Şimdi Güney halklarının birliği, aynı zamanda bu tarihi liderlerin özlemi ve mücadele nedeni, küresel Kuzey'in kaçınamayacağı bir şeydir. Venezuela'dan, ABD ve Avrupa emperyal boyunduruğunu kırmak için savaşan tüm halkların birliğini kutluyoruz. Şu anda güçlüyüz çünkü ABD küresel hegemon olarak empoze edildiğinden beri benzeri görülmemiş bir krizden geçiyor. Ancak kendimize fazla güvenmemeli ve bu sırada gelecek olan yeni değişikliklere dikkat etmeliyiz. Bu arada halk gücünü, Asya, Afrika, Latin Amerika ve Karayipler ile tüm dünyadaki güçleri, anti-hegemonik ve anti-emperyalist sosyal ve politik hareketlerle inşa etmeye devam etmeliyiz.
‘ANTİ-EMPERYALİST KADIN BİRLİĞİNİ DESTEKLERİZ’
Anti-emperyalist kadın örgütlerinin uluslararası birliği ve görüş alışverişi için bir çatı platformu oluşturulması konusunda ne düşünüyorsunuz?
-Platform harika bir fikir. Venezuela'da birçok kadının bu fikre katılacağına inanıyorum. Venezuelalı kadınlar çok aktif. Tartışmaya dahil olmayı, planların, projelerin bir parçası olmayı severler.
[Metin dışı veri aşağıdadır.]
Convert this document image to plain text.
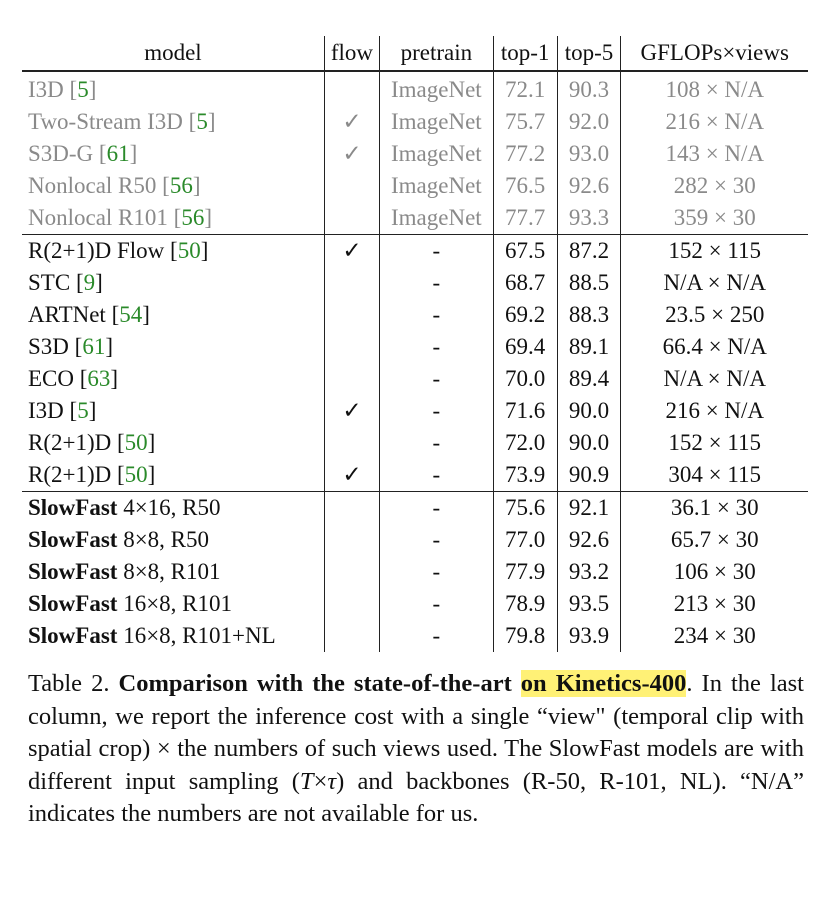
model	flow	pretrain	top-1	top-5	GFLOPs×views
I3D [5]		ImageNet	72.1	90.3	108 × N/A
Two-Stream I3D [5]	✓	ImageNet	75.7	92.0	216 × N/A
S3D-G [61]	✓	ImageNet	77.2	93.0	143 × N/A
Nonlocal R50 [56]		ImageNet	76.5	92.6	282 × 30
Nonlocal R101 [56]		ImageNet	77.7	93.3	359 × 30
R(2+1)D Flow [50]	✓	-	67.5	87.2	152 × 115
STC [9]		-	68.7	88.5	N/A × N/A
ARTNet [54]		-	69.2	88.3	23.5 × 250
S3D [61]		-	69.4	89.1	66.4 × N/A
ECO [63]		-	70.0	89.4	N/A × N/A
I3D [5]	✓	-	71.6	90.0	216 × N/A
R(2+1)D [50]		-	72.0	90.0	152 × 115
R(2+1)D [50]	✓	-	73.9	90.9	304 × 115
SlowFast 4×16, R50		-	75.6	92.1	36.1 × 30
SlowFast 8×8, R50		-	77.0	92.6	65.7 × 30
SlowFast 8×8, R101		-	77.9	93.2	106 × 30
SlowFast 16×8, R101		-	78.9	93.5	213 × 30
SlowFast 16×8, R101+NL		-	79.8	93.9	234 × 30
Table 2. Comparison with the state-of-the-art on Kinetics-400. In the last column, we report the inference cost with a single “view" (temporal clip with spatial crop) × the numbers of such views used. The SlowFast models are with different input sampling (T×τ) and backbones (R-50, R-101, NL). “N/A” indicates the numbers are not available for us.
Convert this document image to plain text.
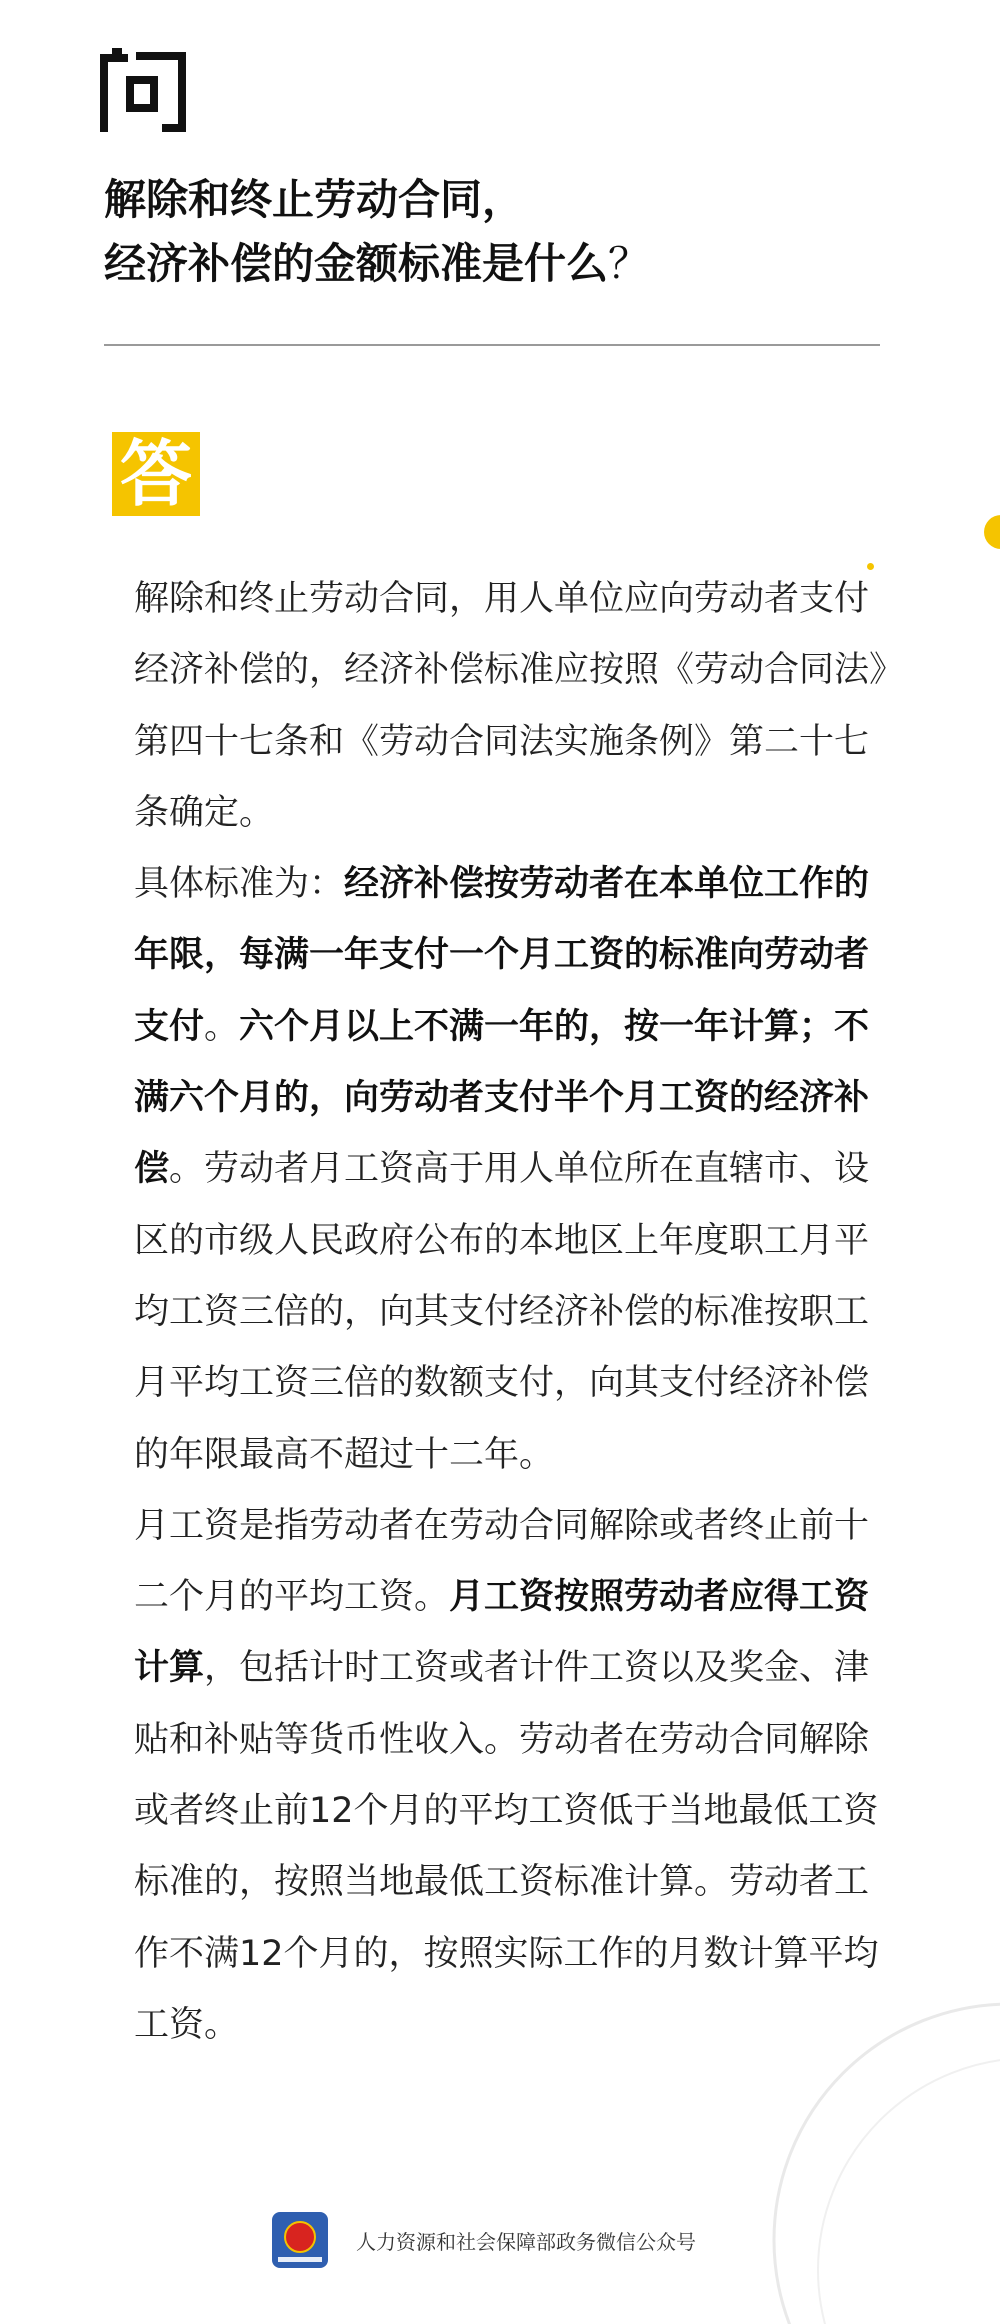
解除和终止劳动合同，
经济补偿的金额标准是什么？
答

解除和终止劳动合同，用人单位应向劳动者支付经济补偿的，经济补偿标准应按照《劳动合同法》第四十七条和《劳动合同法实施条例》第二十七条确定。

具体标准为：经济补偿按劳动者在本单位工作的年限，每满一年支付一个月工资的标准向劳动者支付。六个月以上不满一年的，按一年计算；不满六个月的，向劳动者支付半个月工资的经济补偿。劳动者月工资高于用人单位所在直辖市、设区的市级人民政府公布的本地区上年度职工月平均工资三倍的，向其支付经济补偿的标准按职工月平均工资三倍的数额支付，向其支付经济补偿的年限最高不超过十二年。

月工资是指劳动者在劳动合同解除或者终止前十二个月的平均工资。月工资按照劳动者应得工资计算，包括计时工资或者计件工资以及奖金、津贴和补贴等货币性收入。劳动者在劳动合同解除或者终止前12个月的平均工资低于当地最低工资标准的，按照当地最低工资标准计算。劳动者工作不满12个月的，按照实际工作的月数计算平均工资。

人力资源和社会保障部政务微信公众号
Venezuela Dışişleri Bakanlığı'nın desteklediği, teşvik ettiği ve Amerika Birleşik Devletleri'ndeki hareketler de dahil olmak üzere Latin Amerika, Karayipler ve dünyadaki bazı hareketlerle birlikte çalışan, halklarla dayanışma hareketleri var. Pek çok kadın yavaş yavaş bu mücadelelere katıldı. Bu tür bir organizasyonun gerçekten olumlu ve çok besleyici olacağına inanıyorum. Kadınların baskıcı emperyalist sisteme, kadınların katılımını en aza indirmeye yönelik politika ve planlara karşı seslerini yükseltmeye devam edebilecekleri bir platform ve örgütlenmenin yaratılması düşüncesine katılıyorum. Böyle bir örgüt yüzlerimizin görünürlüğüne ve seslerimizin duyulmasına destek olur. Bu sayede fikren etkileşim kurabiliriz, kalkınma planları veya benzeri planlar dahil değişim planları geliştirebiliriz. Çünkü sanırım yaşadığımız birçok eksiklik ve mağduriyet benzeşiyor. Dolayısıyla birlik olmalıyız.